I am manually pulling using the v2 of the API. I could post code if you were interested. Reason I moved over to Julia was because they just deprecated the API I was using in python and wanted to try it in Julia
module TwitTwo
using HTTP, JSON, Base64
struct Client
token::String
end
function jparse(resp::HTTP.Messages.Response)
JSON.parse(String(resp.body))
end
function createClient(api::String = "Your api key",secret::String="Your api secret")
headers = Dict()
headers["User-Agent"] = "Rod Biren"
headers["Authorization"] = "Basic $(base64encode("$api:$secret"))"
headers["Content-Type"] = "application/x-www-form-urlencoded;charset=UTF-8"

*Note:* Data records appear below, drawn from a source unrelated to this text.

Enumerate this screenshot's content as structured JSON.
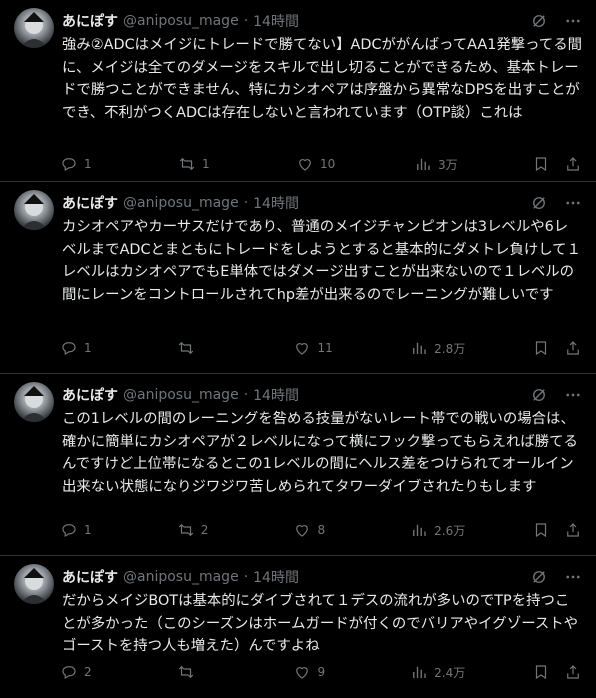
{
  "tweets": [
    {
      "name": "あにぽす",
      "handle": "@aniposu_mage",
      "dot": "·",
      "time": "14時間",
      "text": "強み②ADCはメイジにトレードで勝てない】ADCががんばってAA1発撃ってる間に、メイジは全てのダメージをスキルで出し切ることができるため、基本トレードで勝つことができません、特にカシオペアは序盤から異常なDPSを出すことができ、不利がつくADCは存在しないと言われています（OTP談）これは",
      "replies": "1",
      "reposts": "1",
      "likes": "10",
      "views": "3万"
    },
    {
      "name": "あにぽす",
      "handle": "@aniposu_mage",
      "dot": "·",
      "time": "14時間",
      "text": "カシオペアやカーサスだけであり、普通のメイジチャンピオンは3レベルや6レベルまでADCとまともにトレードをしようとすると基本的にダメトレ負けして１レベルはカシオペアでもE単体ではダメージ出すことが出来ないので１レベルの間にレーンをコントロールされてhp差が出来るのでレーニングが難しいです",
      "replies": "1",
      "reposts": "",
      "likes": "11",
      "views": "2.8万"
    },
    {
      "name": "あにぽす",
      "handle": "@aniposu_mage",
      "dot": "·",
      "time": "14時間",
      "text": "この1レベルの間のレーニングを咎める技量がないレート帯での戦いの場合は、確かに簡単にカシオペアが２レベルになって横にフック撃ってもらえれば勝てるんですけど上位帯になるとこの1レベルの間にヘルス差をつけられてオールイン出来ない状態になりジワジワ苦しめられてタワーダイブされたりもします",
      "replies": "1",
      "reposts": "2",
      "likes": "8",
      "views": "2.6万"
    },
    {
      "name": "あにぽす",
      "handle": "@aniposu_mage",
      "dot": "·",
      "time": "14時間",
      "text": "だからメイジBOTは基本的にダイブされて１デスの流れが多いのでTPを持つことが多かった（このシーズンはホームガードが付くのでバリアやイグゾーストやゴーストを持つ人も増えた）んですよね",
      "replies": "2",
      "reposts": "",
      "likes": "9",
      "views": "2.4万"
    }
  ]
}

headers["Content-Length"] = 29
println(headers)
r = HTTP.request("POST",
"https://api.twitter.com/oauth2/token",
headers,
"grant_type=client_credentials",
verbose=1,
cookies=true
)
global client = Client(jparse(r)["access_token"])
end
function getUserInfo(name::String)
headers = Dict()
headers["User-Agent"] = "Rod Biren"
headers["Authorization"] = "Bearer $(client.token)"
r = HTTP.request("GET","https://api.twitter.com/1.1/users/show.json?screen_name=$name",headers)
return jparse(r)
end
function getUserCount(name::String)
user = getUserInfo(name)
return(user["followers_count"])
end
function getTweets(name::String)
headers = Dict()
headers["Authorization"] = "Bearer $(client.token)"
r = HTTP.request("GET","https://api.twitter.com/2/tweets/search/recent?query=from:$name&tweet.fields=public_metrics",headers)
return jparse(r)
end
function getEngagement(tweets)
engagement=0
try
for tweet in tweets["data"]
engagement += tweet["public_metrics"]["reply_count"] + tweet["public_metrics"]["like_count"] + tweet["public_metrics"]["quote_count"] + tweet["public_metrics"]["retweet_count"]
end
catch
end
return engagement
end
end # module
Also @mohamed82008 - I’ve got some prototypes working using JuAFEM, but for my first problem I’m mainly interested in a timeseries application so just using a finite-difference stencil works well. My main bottleneck at the moment is trying to make the forward PDE solve of the diffusion problem fast enough for sampling; I had that discretised with JuAFEM & solved using method-of-lines via DifferentialEquations, but putting it onto the GPU caused some problems when I last tried it a couple of months ago.
@ElOceanografo - I did see that thread, and I am very interested with that going forward. There are heaps of problems that have nice solutions in geophysics when posed as some kind of GP regression, but weirdly the awareness of GPs is pretty low even though they originated in a quite allied field. Potentially it is due to the difficulty of scaling to big data so very cool to see a sparse model working in a fun language like Julia.
I use it mostly for climate processing as needed, for reanalysis data and satellite data. Right now the datasets I can process are limited because I don’t use a lot of datasets but this is likely set to change.
I also use it to process climate model output from Isca (Uni Exeter) and SAM (Stony Brook). I eventually intend to use it to analyze data from CESM and E3SM and CMIP data as well.
And also, I do Julia for all my homeworks now hehe.